Outras pessoas ficam irritadas com a IA, e não apenas quando se trata de namoro. Ana Pereira, 26 anos, mora no Brooklyn e toca em vários locais de música ao vivo pela cidade. Ela fantasia em acessar as configurações do telefone e desativar os recursos de IA em todos os seus aplicativos, embora plataformas de tecnologia do Google ao Spotify tornem quase impossível a desativação. Pereira acha que usar o ChatGPT “demonstra muita preguiça”.
“É como se você não pudesse pensar por si mesmo e precisasse contar com um aplicativo para isso”, disse ela.
Dois amigos de Pereira tiveram recentemente uma separação complicada. Ela ficou do lado de um deles depois de saber que o outro ia ao ChatGPT, uma alternativa de terapia notoriamente horrível, e não ao parceiro, quando queriam falar sobre seus sentimentos. “É como se eles não quisessem suportar nenhum sentimento humano desconfortável”, disse ela. “Eles só queriam processar algo e seguir em frente, e não é assim que as coisas funcionam.”
De repente, eu não conseguia fazer isso sozinho. Eu dependia demais da IA para fazer as coisas mais básicas (no trabalho)Luciano Noijeen
Richard Barnes, que tem 31 anos e trabalha como biólogo marinho e garçom em um restaurante no Havaí, está igualmente cansado. “Não sei se pensaria de forma diferente sobre alguém que usa ChatGPT, mas diria, ‘vamos lá’”, disse ele. “Você não precisa depender dele para fazer uma lista de compras. Sua vida provavelmente não é tão difícil. Podemos fazer a lista juntos.”

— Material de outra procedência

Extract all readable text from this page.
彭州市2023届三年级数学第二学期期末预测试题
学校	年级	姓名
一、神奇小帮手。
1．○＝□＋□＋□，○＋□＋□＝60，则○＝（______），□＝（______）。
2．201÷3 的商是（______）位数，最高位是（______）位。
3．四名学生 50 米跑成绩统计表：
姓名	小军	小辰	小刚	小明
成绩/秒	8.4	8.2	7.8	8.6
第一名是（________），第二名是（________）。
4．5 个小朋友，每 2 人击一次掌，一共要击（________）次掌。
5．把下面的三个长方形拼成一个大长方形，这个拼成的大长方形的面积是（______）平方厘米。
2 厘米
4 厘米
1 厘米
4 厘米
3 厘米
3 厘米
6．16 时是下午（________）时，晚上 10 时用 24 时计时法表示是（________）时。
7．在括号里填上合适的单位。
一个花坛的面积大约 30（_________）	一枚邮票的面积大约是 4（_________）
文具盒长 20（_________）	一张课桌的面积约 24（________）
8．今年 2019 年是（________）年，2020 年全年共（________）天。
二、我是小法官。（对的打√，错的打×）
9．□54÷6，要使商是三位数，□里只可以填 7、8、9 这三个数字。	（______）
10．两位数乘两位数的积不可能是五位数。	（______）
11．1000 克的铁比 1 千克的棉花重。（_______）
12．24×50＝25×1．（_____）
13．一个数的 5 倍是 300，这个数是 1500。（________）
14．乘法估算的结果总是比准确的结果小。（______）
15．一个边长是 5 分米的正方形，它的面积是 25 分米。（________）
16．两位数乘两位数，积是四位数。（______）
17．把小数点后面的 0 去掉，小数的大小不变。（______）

Quando o diretor Guillermo del Toro disse que “preferia morrer” a usar IA generativa, isso virou manchete. O mesmo vale para o discurso de SZA no Instagram contra o alerta tecnológico sobre o “racismo ambiental” e a expressão de medo sobre os usuários que são “co-dependentes de uma máquina”. O mesmo vale para quando Simu Liu, Alison Roman, Céline Dion, Emily Blunt e outros fazem declarações que criticam a IA em seus diversos setores. Acho que essas citações se tornam virais por um motivo: as pessoas concordam com elas.
Até mesmo, até certo ponto, as pessoas que impulsionam a indústria tecnológica. No mês passado, o Pinterest adicionou um filtro que permite aos usuários desligar o conteúdo de IA. Meta permite que os usuários silenciem, mas não desativem totalmente, resíduos semelhantes no Instagram. The Information informou que a “resistência ao cursor” está aumentando, já que alguns técnicos do Vale do Silício não usam IA para escrever seu código.

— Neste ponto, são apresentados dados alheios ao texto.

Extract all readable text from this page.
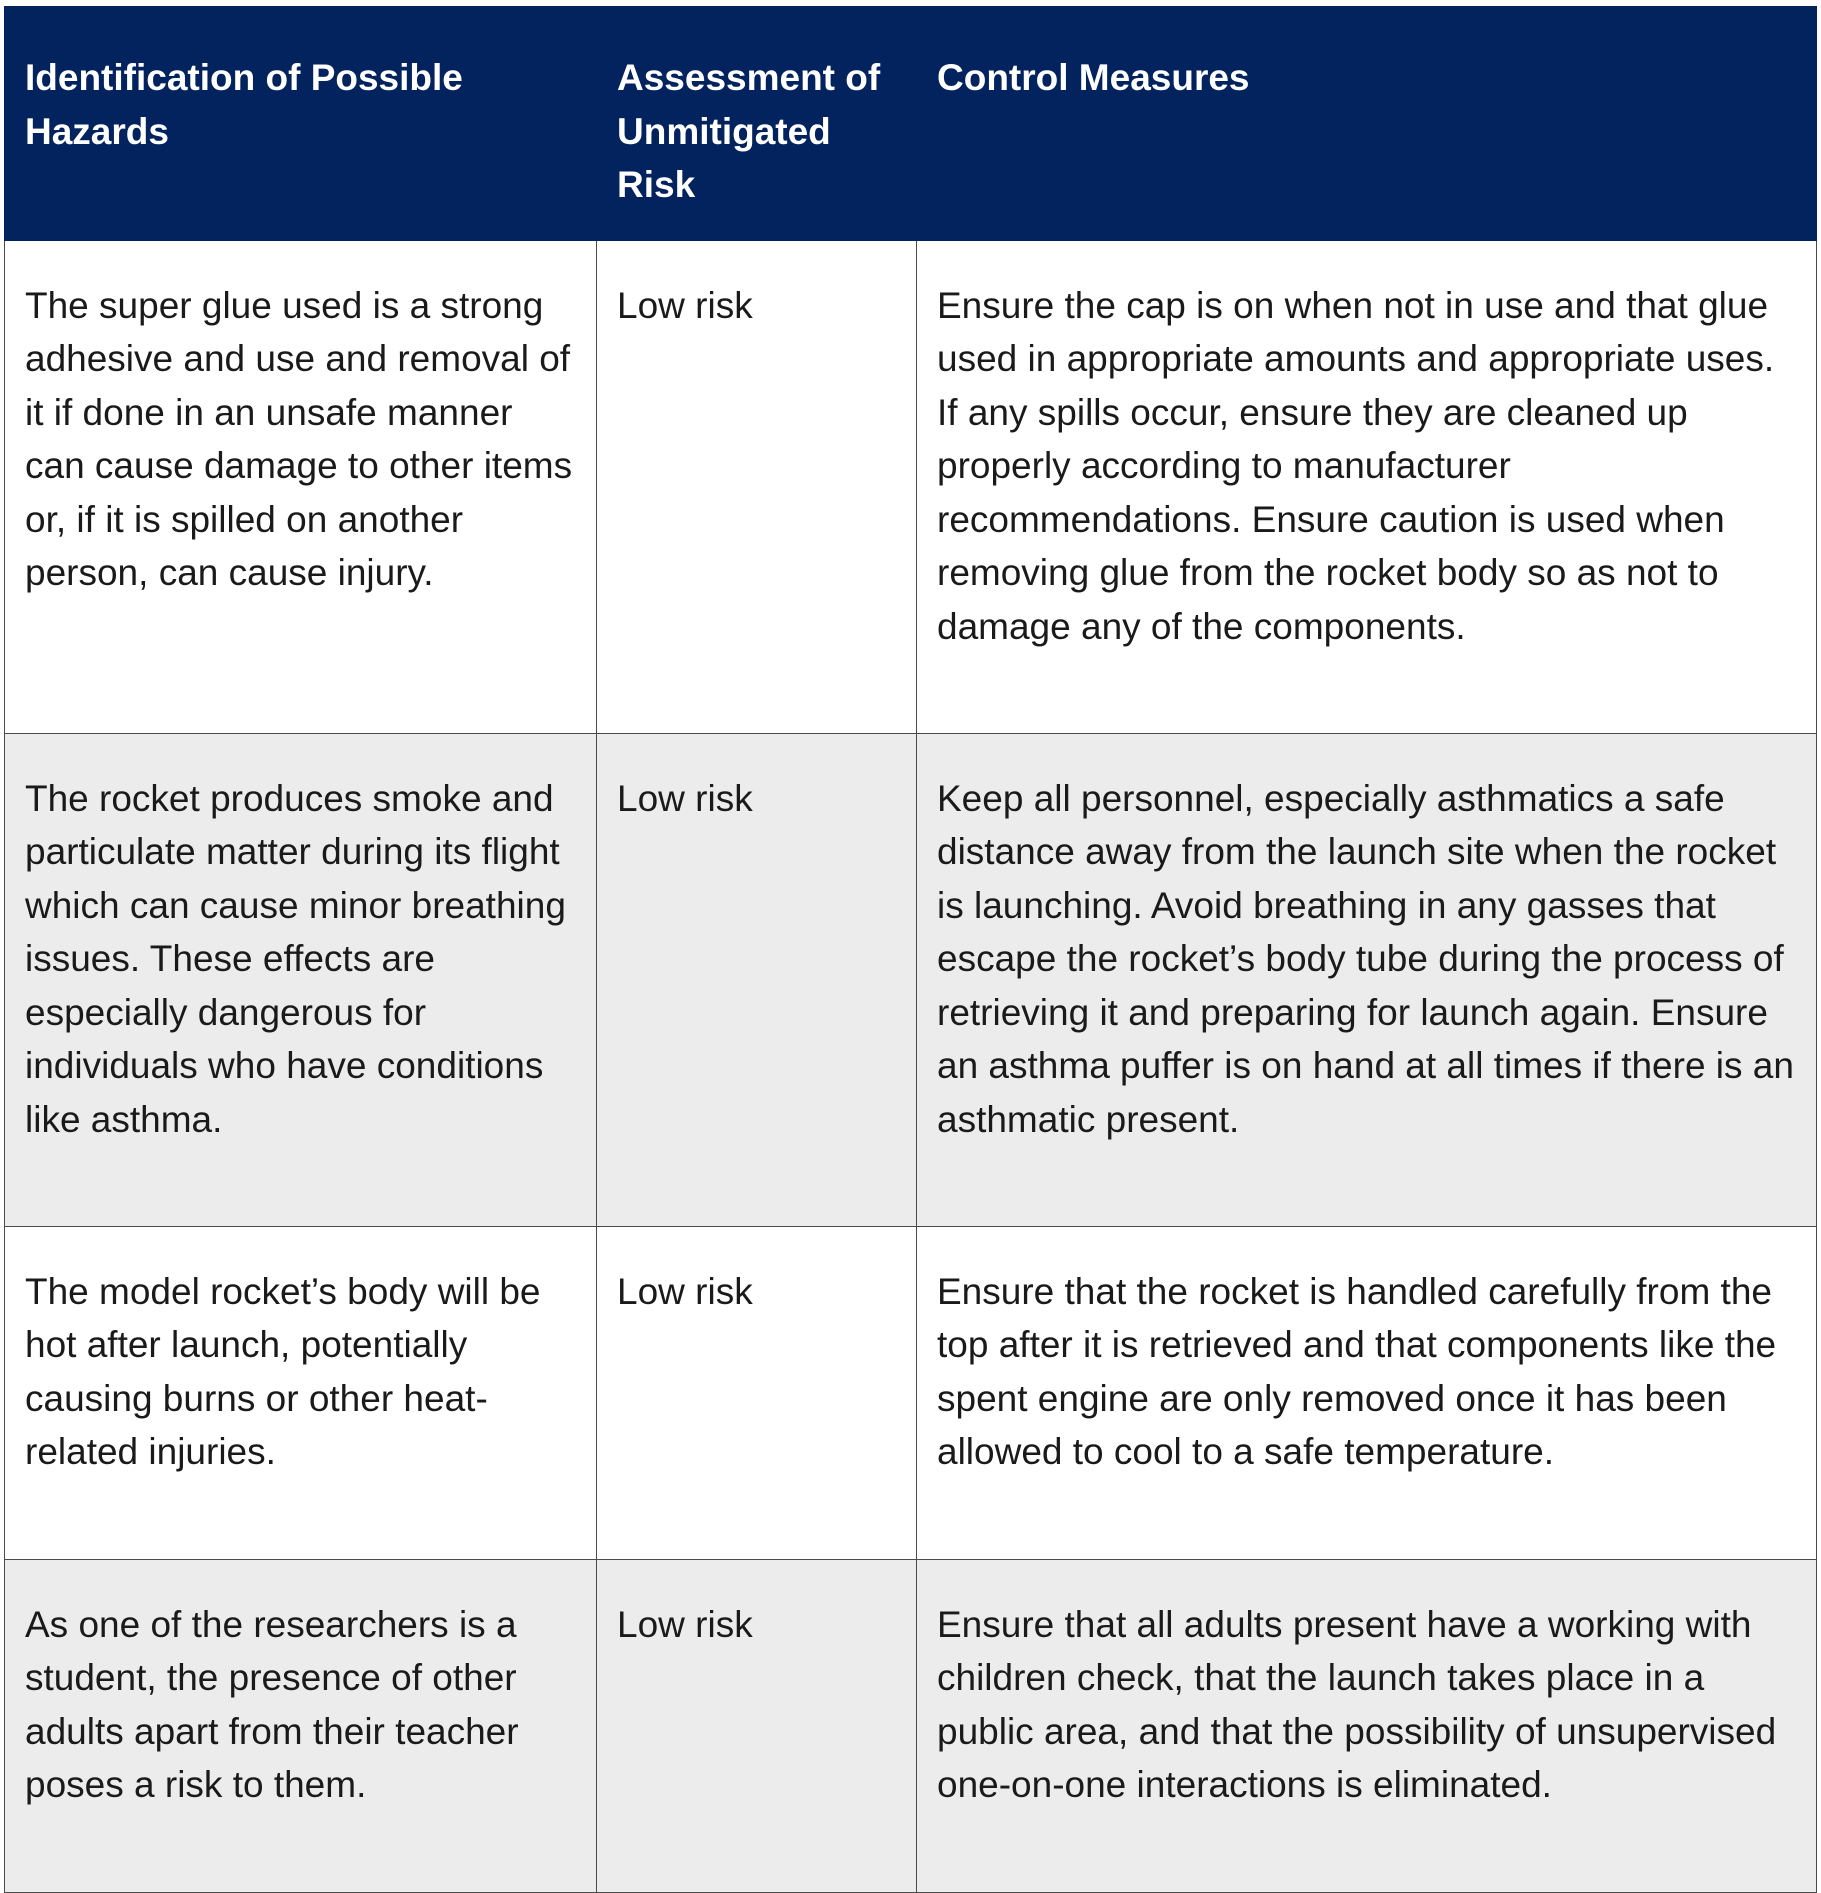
Identification of Possible Hazards	Assessment of Unmitigated Risk	Control Measures
The super glue used is a strong adhesive and use and removal of it if done in an unsafe manner can cause damage to other items or, if it is spilled on another person, can cause injury.	Low risk	Ensure the cap is on when not in use and that glue used in appropriate amounts and appropriate uses. If any spills occur, ensure they are cleaned up properly according to manufacturer recommendations. Ensure caution is used when removing glue from the rocket body so as not to damage any of the components.
The rocket produces smoke and particulate matter during its flight which can cause minor breathing issues. These effects are especially dangerous for individuals who have conditions like asthma.	Low risk	Keep all personnel, especially asthmatics a safe distance away from the launch site when the rocket is launching. Avoid breathing in any gasses that escape the rocket’s body tube during the process of retrieving it and preparing for launch again. Ensure an asthma puffer is on hand at all times if there is an asthmatic present.
The model rocket’s body will be hot after launch, potentially causing burns or other heat-related injuries.	Low risk	Ensure that the rocket is handled carefully from the top after it is retrieved and that components like the spent engine are only removed once it has been allowed to cool to a safe temperature.
As one of the researchers is a student, the presence of other adults apart from their teacher poses a risk to them.	Low risk	Ensure that all adults present have a working with children check, that the launch takes place in a public area, and that the possibility of unsupervised one-on-one interactions is eliminated.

Luciano Noijeen, engenheiro-chefe de software baseado na Grécia e na Holanda, me disse que usou IA com entusiasmo no passado para escrever ou aprimorar sua codificação. Com o tempo, ele descobriu que não conseguia codificar sozinho. “Eu já fazia isso no piloto automático no passado”, disse Noijeen, de 27 anos. “De repente, não consegui fazer isso sozinho. Eu dependia demais da IA para fazer as coisas mais básicas (no trabalho)”.
Noijeen parou de usar IA para codificar e a usa com moderação em sua vida pessoal. Ele vai tirar sarro dos amigos que usam demais. Recentemente, ele se encontrou com um velho amigo que mora a três horas de trem de distância. Eles decidiram se encontrar no meio. O amigo disse que usaria o ChatGPT para encontrar o local certo, mas Noijeen apenas olhou um mapa. “Há exatamente uma cidade entre nós”, disse ele. “Por que você precisa pedir isso ao ChatGPT?”
Não é que eu queira namorar um ludita que destrói máquinas (embora eu não me opusesse). Por mais ingênuo que possa parecer, quero viver uma vida livre do estrangulamento do ChatGPT. Recentemente, coloquei essa postura em um perfil de aplicativo de namoro, respondendo ao prompt “Você * não * * sair comigo se” do Hinge com: “você usa ChatGPT para literalmente qualquer coisa”. Isso ajuda a transmitir o que quero dizer.